The Washington-based Public Company Accounting Oversight Board (PCAOB) completed its first inspections of foreign audit firms during 2005, in Canada, Chile, Israel and the UK.
The PCAOB did 16 inspections of foreign firms last year and is considering sending its staff to countries in continental Europe and Asia this year. "We expect to inspect more non-US firms in 2006," said the PCAOB.
The UK businesses of the big four accounting firms -- Deloitte, Ernst & Young, KPMG and PwC -- are bracing themselves for inspections after the PCAOB held talks last month with the Financial Reporting Council (FRC), the British accounting regulator.
The prospect is unnerving some UK accountants because they could be criticised if poor audit work is found. The inspections are controversial because they can involve PCAOB staff going to foreign firms' offices to scrutinise audit documents and to interview accountants.
The PCAOB was created by the 2002 Sarbanes-Oxley Act after accounting scandals at Enron and WorldCom, and it must produce reports every year about foreign audit firms that have more than 100 audit clients with US stock market listings. It must do reports every three years on those with less than 100 audit clients with US listings.
David Scott, chief executive of the Canadian Public Accountability Board (CPAB), which regulates auditors, said it had conducted joint inspections of some Canadian accounting firms with the PCAOB.

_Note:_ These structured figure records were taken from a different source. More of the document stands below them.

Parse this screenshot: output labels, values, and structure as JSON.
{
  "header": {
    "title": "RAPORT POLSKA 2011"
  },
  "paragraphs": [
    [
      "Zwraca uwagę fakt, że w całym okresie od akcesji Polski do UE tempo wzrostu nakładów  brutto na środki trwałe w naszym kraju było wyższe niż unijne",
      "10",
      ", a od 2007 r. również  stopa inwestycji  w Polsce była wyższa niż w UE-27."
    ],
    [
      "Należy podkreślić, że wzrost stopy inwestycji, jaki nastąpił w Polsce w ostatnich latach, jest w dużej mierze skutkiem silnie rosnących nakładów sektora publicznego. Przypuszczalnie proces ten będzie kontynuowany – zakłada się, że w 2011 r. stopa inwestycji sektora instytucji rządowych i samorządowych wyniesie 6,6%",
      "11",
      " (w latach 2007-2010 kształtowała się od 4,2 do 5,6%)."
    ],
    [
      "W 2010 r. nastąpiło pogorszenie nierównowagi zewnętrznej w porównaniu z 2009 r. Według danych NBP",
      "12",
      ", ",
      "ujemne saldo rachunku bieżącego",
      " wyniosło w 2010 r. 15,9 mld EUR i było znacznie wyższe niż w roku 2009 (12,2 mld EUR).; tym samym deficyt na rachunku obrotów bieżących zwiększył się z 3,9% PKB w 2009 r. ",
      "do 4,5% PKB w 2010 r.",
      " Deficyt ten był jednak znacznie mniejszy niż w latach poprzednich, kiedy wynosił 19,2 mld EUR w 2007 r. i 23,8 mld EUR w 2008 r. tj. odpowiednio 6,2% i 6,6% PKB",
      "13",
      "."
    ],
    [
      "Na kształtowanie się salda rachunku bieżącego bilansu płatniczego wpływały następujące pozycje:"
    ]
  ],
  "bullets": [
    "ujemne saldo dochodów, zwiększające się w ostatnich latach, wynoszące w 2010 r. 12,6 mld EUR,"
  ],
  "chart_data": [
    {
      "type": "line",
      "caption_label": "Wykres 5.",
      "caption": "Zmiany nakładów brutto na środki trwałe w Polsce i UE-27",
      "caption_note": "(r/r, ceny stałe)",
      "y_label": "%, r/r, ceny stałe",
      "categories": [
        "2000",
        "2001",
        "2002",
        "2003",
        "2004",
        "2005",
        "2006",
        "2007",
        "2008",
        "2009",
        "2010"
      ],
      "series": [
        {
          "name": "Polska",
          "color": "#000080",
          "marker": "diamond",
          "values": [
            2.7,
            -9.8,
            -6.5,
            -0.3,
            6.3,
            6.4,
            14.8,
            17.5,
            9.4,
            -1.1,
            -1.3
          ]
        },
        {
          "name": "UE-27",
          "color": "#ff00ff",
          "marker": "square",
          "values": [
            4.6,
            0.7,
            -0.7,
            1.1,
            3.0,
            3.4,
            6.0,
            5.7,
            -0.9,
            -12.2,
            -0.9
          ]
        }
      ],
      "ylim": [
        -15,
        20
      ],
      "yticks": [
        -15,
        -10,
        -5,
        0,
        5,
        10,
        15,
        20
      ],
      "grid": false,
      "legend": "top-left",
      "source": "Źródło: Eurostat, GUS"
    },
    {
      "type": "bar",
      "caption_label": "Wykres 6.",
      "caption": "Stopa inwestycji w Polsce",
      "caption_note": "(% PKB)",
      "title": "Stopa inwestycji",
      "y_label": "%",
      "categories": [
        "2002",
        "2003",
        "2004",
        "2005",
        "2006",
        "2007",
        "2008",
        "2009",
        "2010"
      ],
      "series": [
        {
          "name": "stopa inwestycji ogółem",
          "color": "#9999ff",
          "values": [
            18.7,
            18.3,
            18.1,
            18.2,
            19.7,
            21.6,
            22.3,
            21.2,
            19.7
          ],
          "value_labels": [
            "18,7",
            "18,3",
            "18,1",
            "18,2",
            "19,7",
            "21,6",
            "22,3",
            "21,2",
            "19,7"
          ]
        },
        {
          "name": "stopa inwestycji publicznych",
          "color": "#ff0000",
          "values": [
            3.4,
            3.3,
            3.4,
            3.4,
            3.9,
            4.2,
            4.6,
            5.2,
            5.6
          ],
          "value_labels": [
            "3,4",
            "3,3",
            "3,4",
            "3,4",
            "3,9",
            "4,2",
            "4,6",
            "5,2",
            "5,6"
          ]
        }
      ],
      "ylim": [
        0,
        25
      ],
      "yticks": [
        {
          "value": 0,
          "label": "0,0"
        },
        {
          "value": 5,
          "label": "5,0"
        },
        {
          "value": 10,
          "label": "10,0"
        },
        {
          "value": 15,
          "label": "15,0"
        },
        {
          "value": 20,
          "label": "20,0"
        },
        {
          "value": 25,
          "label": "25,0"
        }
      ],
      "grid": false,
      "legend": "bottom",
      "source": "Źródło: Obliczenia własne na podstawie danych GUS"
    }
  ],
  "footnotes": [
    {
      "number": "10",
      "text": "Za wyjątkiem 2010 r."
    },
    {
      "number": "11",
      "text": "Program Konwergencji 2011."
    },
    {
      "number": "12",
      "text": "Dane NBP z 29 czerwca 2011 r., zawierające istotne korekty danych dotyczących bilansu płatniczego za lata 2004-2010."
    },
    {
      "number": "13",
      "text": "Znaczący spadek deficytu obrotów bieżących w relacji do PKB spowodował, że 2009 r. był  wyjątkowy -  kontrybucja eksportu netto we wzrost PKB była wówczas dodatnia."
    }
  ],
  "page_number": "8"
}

He said the CPAB and PCAOB; staff had picked their own samples of the firms' audit engagements to review. "It has worked very well," he said.
Philippe Steing, secretary general of the Haut Conseil du Commissariat aux Comptes, the French accounting regulator, said he was in talks with the PCAOB about allowing each watchdog to do inspections on the other's behalf.
The PCAOB said it was working with its counterparts outside the US to ensure the foreign inspections "are carried out within both the spirit and letter of the Sarbanes-Oxley Act".